The number of deaths in the world depends on us being supportive of getting the whole world to stop the pandemic.
Monkeypox is a similar challenge to COVID:
You can stop the human-to-human transmission by testing for the illness, notifying contacts and isolating until the pox rash goes away. But the capacity to drive out these basic precautions haven’t been supported in the lower-income parts of the world.
The existing monkeypox vaccine could help:
The U.S. is now giving money to manufacturers to drive up supply. We are ordering enough vaccine to get it to people at risk or people who are exposed [to monkeypox in the U.S.]. And that’s it. Access to those kinds of capabilities is always the last to get to the lowest-income parts of the world.
The pandemic has drawn attention away from other health issues:
In the two years of pandemic, COVID-19 has created an increase in deaths that has resulted in the first global reduction in life expectancy in a century.
Only a minority of those deaths have come directly from COVID. Instead, [deaths have come from COVID’s] effects on the health system with health-care workers out and health-care needs being diverted to COVID — but then also the economic impacts that COVID has driven. Supply chain [issues have created] food shortages and caused malnutrition to skyrocket.
Add to that climate events like heat waves, cyclones and hurricanes, and then war that has further cut food supplies. And you have a situation where total death rates in the world have gone up more than 20%.

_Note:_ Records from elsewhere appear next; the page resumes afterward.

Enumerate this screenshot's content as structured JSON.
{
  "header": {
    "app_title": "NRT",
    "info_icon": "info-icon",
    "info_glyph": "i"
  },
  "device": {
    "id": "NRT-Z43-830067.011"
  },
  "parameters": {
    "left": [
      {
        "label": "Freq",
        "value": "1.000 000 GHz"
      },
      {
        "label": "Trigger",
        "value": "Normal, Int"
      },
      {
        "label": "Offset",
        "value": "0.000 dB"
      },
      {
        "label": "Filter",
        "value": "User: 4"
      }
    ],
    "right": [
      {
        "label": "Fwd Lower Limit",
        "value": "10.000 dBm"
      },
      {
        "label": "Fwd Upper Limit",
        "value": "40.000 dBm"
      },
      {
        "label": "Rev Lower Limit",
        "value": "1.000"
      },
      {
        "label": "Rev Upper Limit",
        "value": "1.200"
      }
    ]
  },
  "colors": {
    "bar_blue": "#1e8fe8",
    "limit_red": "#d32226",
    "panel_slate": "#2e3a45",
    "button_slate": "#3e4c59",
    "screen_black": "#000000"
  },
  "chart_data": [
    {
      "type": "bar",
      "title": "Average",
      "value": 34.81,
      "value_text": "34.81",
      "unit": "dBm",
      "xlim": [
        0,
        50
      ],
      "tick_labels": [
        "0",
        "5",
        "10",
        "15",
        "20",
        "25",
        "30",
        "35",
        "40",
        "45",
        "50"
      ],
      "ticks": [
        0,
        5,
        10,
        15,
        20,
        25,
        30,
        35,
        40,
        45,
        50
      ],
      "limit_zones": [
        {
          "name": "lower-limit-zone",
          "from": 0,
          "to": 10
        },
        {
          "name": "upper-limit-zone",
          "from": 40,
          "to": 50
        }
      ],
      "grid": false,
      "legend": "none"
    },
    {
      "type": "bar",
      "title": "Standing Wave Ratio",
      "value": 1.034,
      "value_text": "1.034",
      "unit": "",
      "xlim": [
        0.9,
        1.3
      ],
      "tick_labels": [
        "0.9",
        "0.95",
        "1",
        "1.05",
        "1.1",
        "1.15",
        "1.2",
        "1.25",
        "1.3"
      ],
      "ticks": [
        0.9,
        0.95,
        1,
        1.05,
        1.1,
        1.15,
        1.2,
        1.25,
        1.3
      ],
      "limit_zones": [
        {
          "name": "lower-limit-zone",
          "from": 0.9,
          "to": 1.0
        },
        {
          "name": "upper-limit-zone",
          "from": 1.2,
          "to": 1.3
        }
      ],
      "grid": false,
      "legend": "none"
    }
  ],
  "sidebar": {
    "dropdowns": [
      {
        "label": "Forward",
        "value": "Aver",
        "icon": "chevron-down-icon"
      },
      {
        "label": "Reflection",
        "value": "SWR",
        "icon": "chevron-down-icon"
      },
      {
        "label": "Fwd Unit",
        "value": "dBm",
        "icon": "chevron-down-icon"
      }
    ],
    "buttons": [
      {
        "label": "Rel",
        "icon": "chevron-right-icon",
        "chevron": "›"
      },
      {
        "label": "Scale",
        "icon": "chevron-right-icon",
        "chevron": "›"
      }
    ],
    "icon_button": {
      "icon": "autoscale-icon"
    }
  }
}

We need to ramp up the global health care workforce:
[We need] to recognize that all of our work — whether it’s COVID vaccinations, being able to detect if there’s a monkeypox outbreak, making sure that the acutely malnourished are getting emergency food, that malaria is being treated — goes through primary health care.
The primary health care workforce is the single most important place that we are seeking to make investments. The president has made a request for $1 billion for a health worker initiative in the next budget to support low-income countries. When the health system is fragile, when it’s subject to all these kinds of health shocks, this is the critical workforce that can pivot to the most important needs. This is the group that can address future outbreaks, current COVID needs and is the infrastructure for addressing our overall drop in life expectancy.
The U.S. Supreme Court ruling on the overturn of Roe v. Wade will not change USAID’s work:
The Biden administration’s commitment on sexual and reproductive health and rights is not changing one iota around the world. It is absolutely critical that we continue to move our work forward in those domains.
USAID will continue to protect human rights:
However, the ruling has raised concerns for people around the world — about whether rights for gay, lesbian and transsexual people will be curtailed; whether people’s rights and access to contraceptives and family planning will be affected.
There is enormous fear that this is only the first step in a process that’s taking away people’s privacy rights and sexual and reproductive health rights. And so we are working to make it clear around the world that we will champion the needs of everybody to have adequate reproductive health needs met — and that their rights as human beings are continuing to be protected as well.